Paris

The European Space Agency (ESA) has been forced to allocate 36 million euros (US$32 million) to a UK-designed lander to ensure that it is ready for launch as part of the Mars Express mission in 2003.

But members of ESA's Scientific Programme Committee, who agreed the extra funds on 4 December, said that no more money will be made available for the lander, which is called Beagle 2. They added that Mars Express — Europe's first mission to the red planet — will fly with or without the lander.

Beagle 2, which will search for organic material on Mars, was a late addition to Mars Express and costs for it were not included in the original budget of 150 million euros, which was finalized in 1996. The Beagle 2 consortium, led by Colin Pillinger of the Open University in Milton Keynes, England, was given the go-ahead to join the mission in 1998, provided it could raise sufficient funds. The consortium has since raised enough money from the British government, industry and private sponsorship deals to build the lander and its instruments.

But the inclusion of Beagle 2 is adding costs to the mission itself, such as those associated with keeping the lander in sterile conditions during the journey to Mars. ESA officials say they had expected to contribute something towards these, but that technical problems have increased the amount the agency will need to spend.

“We are doing everything we can to support Beagle 2,” says Marcello Coradini, ESA's programme coordinator for Solar System missions.

Beagle 2's soft-landing system, which is made up of three gas-filled airbags, was responsible for the latest hitch.
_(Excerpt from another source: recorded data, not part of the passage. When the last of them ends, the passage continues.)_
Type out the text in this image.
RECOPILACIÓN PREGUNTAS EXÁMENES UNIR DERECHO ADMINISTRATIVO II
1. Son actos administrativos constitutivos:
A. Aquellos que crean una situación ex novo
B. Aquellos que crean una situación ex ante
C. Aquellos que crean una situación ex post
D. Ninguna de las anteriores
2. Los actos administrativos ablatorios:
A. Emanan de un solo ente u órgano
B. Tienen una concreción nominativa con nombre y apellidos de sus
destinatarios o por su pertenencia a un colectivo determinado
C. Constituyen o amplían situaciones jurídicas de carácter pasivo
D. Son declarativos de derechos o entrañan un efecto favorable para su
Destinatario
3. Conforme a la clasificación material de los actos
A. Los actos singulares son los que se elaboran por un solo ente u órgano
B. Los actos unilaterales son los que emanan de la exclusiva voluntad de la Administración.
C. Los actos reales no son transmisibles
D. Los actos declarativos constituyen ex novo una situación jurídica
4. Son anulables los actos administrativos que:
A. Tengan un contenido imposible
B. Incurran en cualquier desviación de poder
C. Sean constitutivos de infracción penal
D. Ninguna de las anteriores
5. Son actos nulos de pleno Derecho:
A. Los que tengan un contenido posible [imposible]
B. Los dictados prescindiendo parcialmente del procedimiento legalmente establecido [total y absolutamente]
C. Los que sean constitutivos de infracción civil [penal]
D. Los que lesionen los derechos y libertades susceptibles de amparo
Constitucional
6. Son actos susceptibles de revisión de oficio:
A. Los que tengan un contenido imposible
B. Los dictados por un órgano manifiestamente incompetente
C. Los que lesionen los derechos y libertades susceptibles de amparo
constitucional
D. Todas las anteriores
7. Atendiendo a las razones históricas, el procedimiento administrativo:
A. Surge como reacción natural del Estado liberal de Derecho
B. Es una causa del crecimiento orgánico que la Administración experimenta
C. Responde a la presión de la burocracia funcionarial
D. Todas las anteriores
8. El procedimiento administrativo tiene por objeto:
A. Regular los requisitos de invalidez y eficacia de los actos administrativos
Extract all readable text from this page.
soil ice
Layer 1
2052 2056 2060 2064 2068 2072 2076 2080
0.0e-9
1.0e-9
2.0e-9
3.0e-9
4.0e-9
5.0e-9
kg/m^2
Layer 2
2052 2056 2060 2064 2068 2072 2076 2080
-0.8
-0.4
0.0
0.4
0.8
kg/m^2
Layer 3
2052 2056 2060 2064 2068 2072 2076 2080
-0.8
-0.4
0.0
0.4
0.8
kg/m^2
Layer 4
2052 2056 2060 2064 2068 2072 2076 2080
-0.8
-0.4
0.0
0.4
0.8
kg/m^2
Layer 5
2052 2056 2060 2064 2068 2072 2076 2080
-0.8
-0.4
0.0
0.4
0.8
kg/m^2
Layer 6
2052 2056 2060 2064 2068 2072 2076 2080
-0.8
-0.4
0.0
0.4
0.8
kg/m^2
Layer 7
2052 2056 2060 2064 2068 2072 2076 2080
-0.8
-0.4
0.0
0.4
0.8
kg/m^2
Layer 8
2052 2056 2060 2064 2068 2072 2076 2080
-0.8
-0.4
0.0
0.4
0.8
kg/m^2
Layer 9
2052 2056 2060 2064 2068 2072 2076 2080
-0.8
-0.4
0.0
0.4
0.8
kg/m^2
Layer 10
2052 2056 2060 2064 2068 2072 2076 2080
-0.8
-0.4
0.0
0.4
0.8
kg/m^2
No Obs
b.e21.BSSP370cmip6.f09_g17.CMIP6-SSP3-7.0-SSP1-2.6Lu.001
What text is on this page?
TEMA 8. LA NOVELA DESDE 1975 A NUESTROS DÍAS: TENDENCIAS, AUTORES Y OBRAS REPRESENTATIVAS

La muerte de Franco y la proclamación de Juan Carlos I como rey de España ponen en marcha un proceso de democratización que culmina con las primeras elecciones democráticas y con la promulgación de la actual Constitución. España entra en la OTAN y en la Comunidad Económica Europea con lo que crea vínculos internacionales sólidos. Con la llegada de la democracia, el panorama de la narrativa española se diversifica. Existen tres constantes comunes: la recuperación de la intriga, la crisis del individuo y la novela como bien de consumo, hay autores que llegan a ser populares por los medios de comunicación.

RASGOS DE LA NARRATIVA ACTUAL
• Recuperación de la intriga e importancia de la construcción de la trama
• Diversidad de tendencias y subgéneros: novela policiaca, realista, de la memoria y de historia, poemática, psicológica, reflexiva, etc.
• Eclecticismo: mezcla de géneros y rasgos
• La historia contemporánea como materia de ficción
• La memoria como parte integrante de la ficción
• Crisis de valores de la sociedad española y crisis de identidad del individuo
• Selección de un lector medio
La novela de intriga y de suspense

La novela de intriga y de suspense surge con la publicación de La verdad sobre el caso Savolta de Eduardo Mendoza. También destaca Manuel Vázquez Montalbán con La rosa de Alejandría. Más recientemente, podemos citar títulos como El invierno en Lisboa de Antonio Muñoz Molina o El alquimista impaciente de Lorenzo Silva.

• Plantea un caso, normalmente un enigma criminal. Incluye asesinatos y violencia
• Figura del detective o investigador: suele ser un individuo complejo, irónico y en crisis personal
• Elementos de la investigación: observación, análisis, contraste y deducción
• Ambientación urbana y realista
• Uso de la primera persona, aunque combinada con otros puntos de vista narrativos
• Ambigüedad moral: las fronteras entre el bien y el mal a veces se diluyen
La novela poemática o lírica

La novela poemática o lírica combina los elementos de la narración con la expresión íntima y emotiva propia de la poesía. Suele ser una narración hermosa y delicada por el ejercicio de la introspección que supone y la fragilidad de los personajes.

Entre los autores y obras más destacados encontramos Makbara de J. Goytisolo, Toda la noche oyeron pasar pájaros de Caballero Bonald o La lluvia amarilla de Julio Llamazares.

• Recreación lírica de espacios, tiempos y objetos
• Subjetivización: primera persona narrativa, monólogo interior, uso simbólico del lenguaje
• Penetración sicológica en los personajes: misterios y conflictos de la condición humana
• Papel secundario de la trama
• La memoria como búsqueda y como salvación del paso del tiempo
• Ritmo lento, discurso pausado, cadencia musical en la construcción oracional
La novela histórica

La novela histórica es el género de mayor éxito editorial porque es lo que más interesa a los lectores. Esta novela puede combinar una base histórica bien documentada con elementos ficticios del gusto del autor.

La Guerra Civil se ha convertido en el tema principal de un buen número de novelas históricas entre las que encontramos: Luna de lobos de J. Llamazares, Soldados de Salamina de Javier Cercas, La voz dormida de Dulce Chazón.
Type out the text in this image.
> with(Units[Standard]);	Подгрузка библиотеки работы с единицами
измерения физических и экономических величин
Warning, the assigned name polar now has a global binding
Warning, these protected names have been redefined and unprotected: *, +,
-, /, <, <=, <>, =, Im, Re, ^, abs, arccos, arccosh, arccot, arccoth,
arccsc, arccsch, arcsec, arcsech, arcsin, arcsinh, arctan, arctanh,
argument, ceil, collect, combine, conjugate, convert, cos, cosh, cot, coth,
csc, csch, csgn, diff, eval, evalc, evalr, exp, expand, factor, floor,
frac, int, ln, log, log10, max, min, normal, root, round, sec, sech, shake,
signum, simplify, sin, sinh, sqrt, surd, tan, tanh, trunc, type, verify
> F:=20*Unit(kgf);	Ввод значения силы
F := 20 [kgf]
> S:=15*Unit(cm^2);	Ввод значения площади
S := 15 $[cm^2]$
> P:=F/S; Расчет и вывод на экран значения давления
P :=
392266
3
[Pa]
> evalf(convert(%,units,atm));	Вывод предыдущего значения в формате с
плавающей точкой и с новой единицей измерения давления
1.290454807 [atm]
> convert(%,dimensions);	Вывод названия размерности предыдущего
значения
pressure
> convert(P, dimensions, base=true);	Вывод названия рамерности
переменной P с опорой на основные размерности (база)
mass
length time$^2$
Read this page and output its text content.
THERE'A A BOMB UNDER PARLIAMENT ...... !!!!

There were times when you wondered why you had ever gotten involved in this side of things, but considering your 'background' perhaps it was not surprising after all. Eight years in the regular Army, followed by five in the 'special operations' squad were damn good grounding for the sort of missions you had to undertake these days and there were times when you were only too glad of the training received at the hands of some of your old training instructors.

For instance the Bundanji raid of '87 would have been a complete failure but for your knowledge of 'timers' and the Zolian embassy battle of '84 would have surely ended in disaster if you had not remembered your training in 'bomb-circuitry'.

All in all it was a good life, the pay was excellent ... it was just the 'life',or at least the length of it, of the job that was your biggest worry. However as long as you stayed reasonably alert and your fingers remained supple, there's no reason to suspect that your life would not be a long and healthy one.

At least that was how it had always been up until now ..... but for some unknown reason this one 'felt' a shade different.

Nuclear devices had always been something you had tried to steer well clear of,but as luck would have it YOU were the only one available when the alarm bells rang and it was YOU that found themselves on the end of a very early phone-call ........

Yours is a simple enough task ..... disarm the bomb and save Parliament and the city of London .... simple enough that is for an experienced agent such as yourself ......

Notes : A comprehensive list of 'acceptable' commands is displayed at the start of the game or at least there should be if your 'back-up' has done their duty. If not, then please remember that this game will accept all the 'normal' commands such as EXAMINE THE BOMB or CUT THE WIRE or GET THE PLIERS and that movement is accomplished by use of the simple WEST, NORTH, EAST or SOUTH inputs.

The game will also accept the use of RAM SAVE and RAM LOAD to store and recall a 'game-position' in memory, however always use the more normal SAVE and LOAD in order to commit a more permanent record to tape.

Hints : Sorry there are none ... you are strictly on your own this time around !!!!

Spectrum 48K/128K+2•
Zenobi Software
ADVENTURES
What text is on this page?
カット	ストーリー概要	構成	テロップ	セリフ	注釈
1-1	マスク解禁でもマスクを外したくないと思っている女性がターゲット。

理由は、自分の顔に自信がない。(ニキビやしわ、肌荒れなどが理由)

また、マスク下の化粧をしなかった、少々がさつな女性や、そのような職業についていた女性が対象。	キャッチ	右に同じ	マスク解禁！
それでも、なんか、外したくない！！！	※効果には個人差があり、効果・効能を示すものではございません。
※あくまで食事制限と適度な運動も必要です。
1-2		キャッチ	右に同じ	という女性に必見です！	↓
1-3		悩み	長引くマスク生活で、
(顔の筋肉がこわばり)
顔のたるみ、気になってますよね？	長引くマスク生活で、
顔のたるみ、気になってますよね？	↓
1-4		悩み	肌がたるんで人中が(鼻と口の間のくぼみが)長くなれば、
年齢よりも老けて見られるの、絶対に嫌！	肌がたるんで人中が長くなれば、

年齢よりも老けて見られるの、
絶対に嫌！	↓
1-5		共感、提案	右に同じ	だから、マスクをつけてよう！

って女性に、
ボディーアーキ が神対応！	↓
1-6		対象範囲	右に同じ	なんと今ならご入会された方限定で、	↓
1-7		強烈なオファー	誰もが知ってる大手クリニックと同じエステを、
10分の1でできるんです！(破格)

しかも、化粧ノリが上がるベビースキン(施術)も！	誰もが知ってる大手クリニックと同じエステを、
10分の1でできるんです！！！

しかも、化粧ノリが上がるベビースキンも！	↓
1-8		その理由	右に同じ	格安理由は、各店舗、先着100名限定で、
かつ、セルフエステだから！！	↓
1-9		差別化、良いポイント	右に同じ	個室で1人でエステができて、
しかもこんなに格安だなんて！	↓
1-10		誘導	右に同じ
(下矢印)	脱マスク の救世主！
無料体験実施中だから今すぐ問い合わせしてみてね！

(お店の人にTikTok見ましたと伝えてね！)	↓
One or more of the airbags burst on inflation during tests last month at NASA's Plum Brook facility in Sandusky, Ohio. Such setbacks are delaying the lander's incorporation into the project, raising ESA's costs.

Pillinger remains confident that the project is on track, and points out that NASA needed extensive testing for the airbag system on Pathfinder, a craft that successfully landed on Mars in 1997. “We have a five-month contingency in our testing schedule for the airbags and plenty of time to adjust the design,” he says.